Berdasarkan data KPAI pada tahun 2019 lalu selang 4 bulan dari bulan Januari hingga April telah tercatat ada 8 kasus anak korban kebijakan, 3 kasus korban pengeroyokan, 8 kasus kekerasan fisik, 3 kasus kekerasan seksual, 12 kasus kekerasan psikis dan perundungan, dan 4 kasus anak mem-bully guru. (KPAI, 4/5/2019)
Salah Kaprah UN dan Apatisme Moral
Mengapa kita tidak dapat bersaing dengan negara-negara lain di dunia dalam hal intelektual? karena sistem kita masih menghamba pada nilai kognitif semata. Pembelajaran di ruang-ruang kelas masih menggunakan metode konvesional yang lebih mengedepankan ceramah.
Bahkan, tolok ukur keberhasilan pendidikan kita selama ini adalah ujian nasional (UN) yang hanya menitikberatkan kelulusan pada beberapa mata pelajaran.
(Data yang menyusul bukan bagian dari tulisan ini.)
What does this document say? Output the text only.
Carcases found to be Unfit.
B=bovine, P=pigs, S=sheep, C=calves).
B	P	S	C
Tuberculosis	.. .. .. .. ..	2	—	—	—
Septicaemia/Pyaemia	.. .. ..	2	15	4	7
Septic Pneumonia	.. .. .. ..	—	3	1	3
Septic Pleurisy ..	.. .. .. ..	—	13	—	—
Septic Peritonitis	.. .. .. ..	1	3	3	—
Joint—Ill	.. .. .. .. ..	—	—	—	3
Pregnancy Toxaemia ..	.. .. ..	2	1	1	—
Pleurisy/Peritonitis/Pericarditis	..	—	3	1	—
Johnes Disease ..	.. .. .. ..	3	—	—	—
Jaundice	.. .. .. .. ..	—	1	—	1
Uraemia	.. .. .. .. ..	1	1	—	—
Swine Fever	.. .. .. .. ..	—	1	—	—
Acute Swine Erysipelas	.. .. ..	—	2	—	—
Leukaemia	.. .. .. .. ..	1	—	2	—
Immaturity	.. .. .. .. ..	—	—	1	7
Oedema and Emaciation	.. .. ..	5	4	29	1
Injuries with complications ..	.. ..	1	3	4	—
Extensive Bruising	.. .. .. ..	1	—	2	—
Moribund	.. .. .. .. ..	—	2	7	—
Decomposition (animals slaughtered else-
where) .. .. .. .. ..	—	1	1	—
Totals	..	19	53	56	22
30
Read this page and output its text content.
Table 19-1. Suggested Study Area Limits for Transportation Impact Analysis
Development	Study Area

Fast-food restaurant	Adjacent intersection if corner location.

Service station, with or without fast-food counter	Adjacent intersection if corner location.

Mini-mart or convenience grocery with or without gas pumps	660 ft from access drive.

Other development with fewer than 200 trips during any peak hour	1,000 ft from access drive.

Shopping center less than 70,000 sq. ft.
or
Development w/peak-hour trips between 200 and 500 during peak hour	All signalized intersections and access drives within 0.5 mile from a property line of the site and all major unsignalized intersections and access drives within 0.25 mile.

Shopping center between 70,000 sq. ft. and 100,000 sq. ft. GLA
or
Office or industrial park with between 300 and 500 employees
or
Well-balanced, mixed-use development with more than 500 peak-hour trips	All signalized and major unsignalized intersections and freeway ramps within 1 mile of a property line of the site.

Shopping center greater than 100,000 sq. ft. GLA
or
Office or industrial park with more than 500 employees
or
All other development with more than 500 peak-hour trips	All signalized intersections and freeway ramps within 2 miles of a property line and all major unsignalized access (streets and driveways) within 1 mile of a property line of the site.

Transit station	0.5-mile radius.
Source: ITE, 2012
Dan UN yang dinilai hanya lebih mengedepankan hafalan dinilai bertolak belakang dengan prinsip pendidikan.
Begitupun dalam ranah moral. Selama ini pendidikan moral hanya bergaung dalam ruang lingkup internal, pelajaran agama dan PPKN. Dalam skala yang lebih luas penanaman pendidikan karakter hanya lantang dalam dunia verbal, tidak ada program khusus yang menjadikan karakter sebagai salah satu acuan kelulusan. Maksudnya, intervensi pemerintah dalam menyemai pendidikan karakter generasi muda masih belum terlalu tampak ke permukaan.
Tertinggal
Jika pendidikan kita masih terlena dengan metode lama, maka generasi muda kita tidak akan mampu menghadapi tantangan kehidupan yang semakin kompleks. Mereka tidak dapat memecahkan permasalahan secara mandiri. Mereka tetap akan menjadi manusia yang tidak kreatif dan solutif, serta minim ide.
Dan itu merupakan produk dari pendidikan yang masih berkiblat pada hafalan. Padahal tantangan kehidupan ke depan semakin rumit. Akhirnya, kita tidak dapat mengejar ketinggalan-ketinggalan dari negara-negara lain. Semakin jauh di belakang.
Ketika tolok ukur kelulusan hanya pada ranah kognitif, otomatis pendidikan karakter terabaikan. Pemuda kita akan mudah terjerumus pada tindak laku amoral. Coba kita lihat, tak jarang kita saksikan seorang pelajar meninggal karena tawuran.
Anak remaja terlibat kasus seks bebas dan pornografi. Psikologis siswa terampas karena maraknya perundungan. Sikap melawan dan menentang guru sering kita lihat di media sosial. Miris, karakter pemuda semaki hari semakin beringas dan tak terkendali.
AKM dan SK
Pertanyaannya, bagaimana cara untuk merekonstruksi dekadensi intelektual dan moral ini?. Oleh karena itu, diperlukan terobosan baru dalam membenahi sistem pendidikan kita agar bisa mencetak generasi-generasi unggul yang siap membawa bangsa ini menuju peradaban yang lebih baik. Kebijakan “Merdeka Belajar” yang didengungkan oleh Menteri Pendidikan dan Kebudayaan, Nadiem Makarim, bisa menjadi langkah solutif di tengah tantangan dunia pendidikan yang makin massif.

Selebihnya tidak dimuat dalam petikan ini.